Although Jason was thousands of miles away from home, the folks in New England were still helping. Literally hundreds of cards had arrived during the week of radiation. Surrounding him on all sides of his room were banners from classrooms in Massachusetts and New Hampshire, as well as letters and cards in all shapes and sizes. The nurses couldn’t believe how popular he was. They had never seen a patient receive so much mail.
As time went by and the steady flow of mail did not abate, more hospital personnel became curious. “Who is this kid getting all this mail?”
One day the lady from the mail room paid Jason a visit. She had to find out why this little boy needed a whole box to himself when usually one would do for an entire floor. There is no proper way to express the gratitude we felt towards all those who kept Jason so very busy opening mail. We all loved the letters that children wrote from schools. Many times we laughed until we cried. When days were otherwise rather long and sad it was wonderful to have the daily mail to look forward to.
Through reporters, Jason sent a message back to the thousands of people who were praying for his recovery. “It’s up to them to trust in God.
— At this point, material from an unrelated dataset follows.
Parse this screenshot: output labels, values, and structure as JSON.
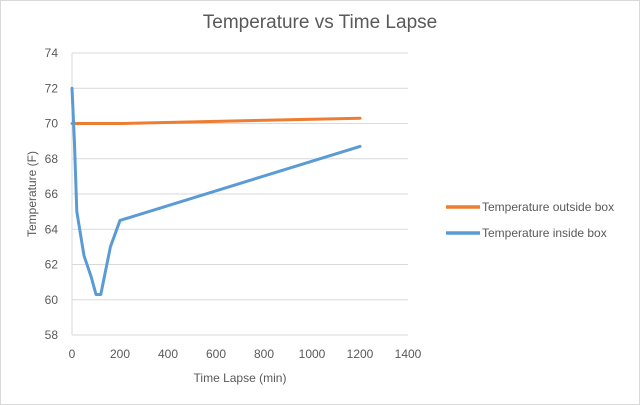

Even if I die they should believe in Him all the while.
On Monday morning, November 4th, MaryEllen was admitted to The City of Hope. She was in the pediatrics building rather than where Jason was. At 7:30 A.M. on Tuesday she was taken to the operating room. While we waited in the corridor just outside the O.R. we played with her and held her. Mom Vitale had come in to see her before she went in to surgery. When the time came for her to be wheeled away she hardly whimpered. It was a very strange feeling, walking away and leaving our baby there. I would be glad when 10:00 came and she was all finished. Thinking about her being placed under anesthesia while needles extracted precious bone marrow from her tiny hips gave me chills. She was so little! Yet, when it was over, she was fine. At first she cried and thrashed around. She was so hungry that she became angry. Since she had not eaten since the night before — her frustration was understandable. After a bottle of apple juice she fell asleep.
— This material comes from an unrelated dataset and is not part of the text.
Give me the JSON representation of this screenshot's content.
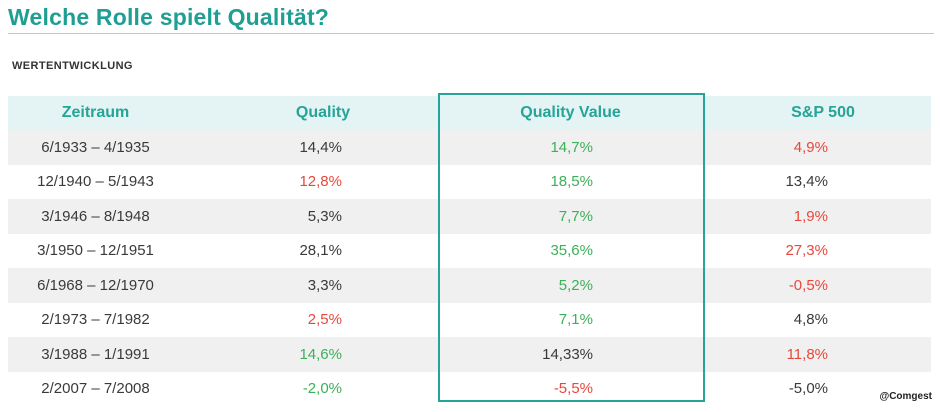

When she awoke she was MaryEllen again, crawling down the hall and as happy as could be. A passerby would never guess she had been in surgery. Oh, there were bandages on her hips to cover more than 30 holes, and bandages on her little feet. One foot had held the I.V. while the other accepted the blood transfusion. Wes had given blood specifically for her on the day before. It would replace the 250 cc’s she lost while giving the marrow. This represented 1/3 of her total bone marrow. After being filtered to remove fat and bone particles, the marrow would be given to Jason through the catheter in his chest. It is amazing to realize that this marrow would find its way to the bones on its own. What a marvelous machine the human body is! Once inside Jason’s bones it would rapidly reproduce to replace his own marrow, which had been obliterated by the radiation and chemotherapy. Another amazing fact was that Jason would then have MaryEllen’s blood type. Although their match was perfect, their blood types were different. His was 0 positive and hers was A positive. A staggering amount of research must have gone into this procedure. When we hear the Leukemia Society discussing the great need for research we now understand what this means. We feel very privileged to have been the recipients of such a tremendous effort.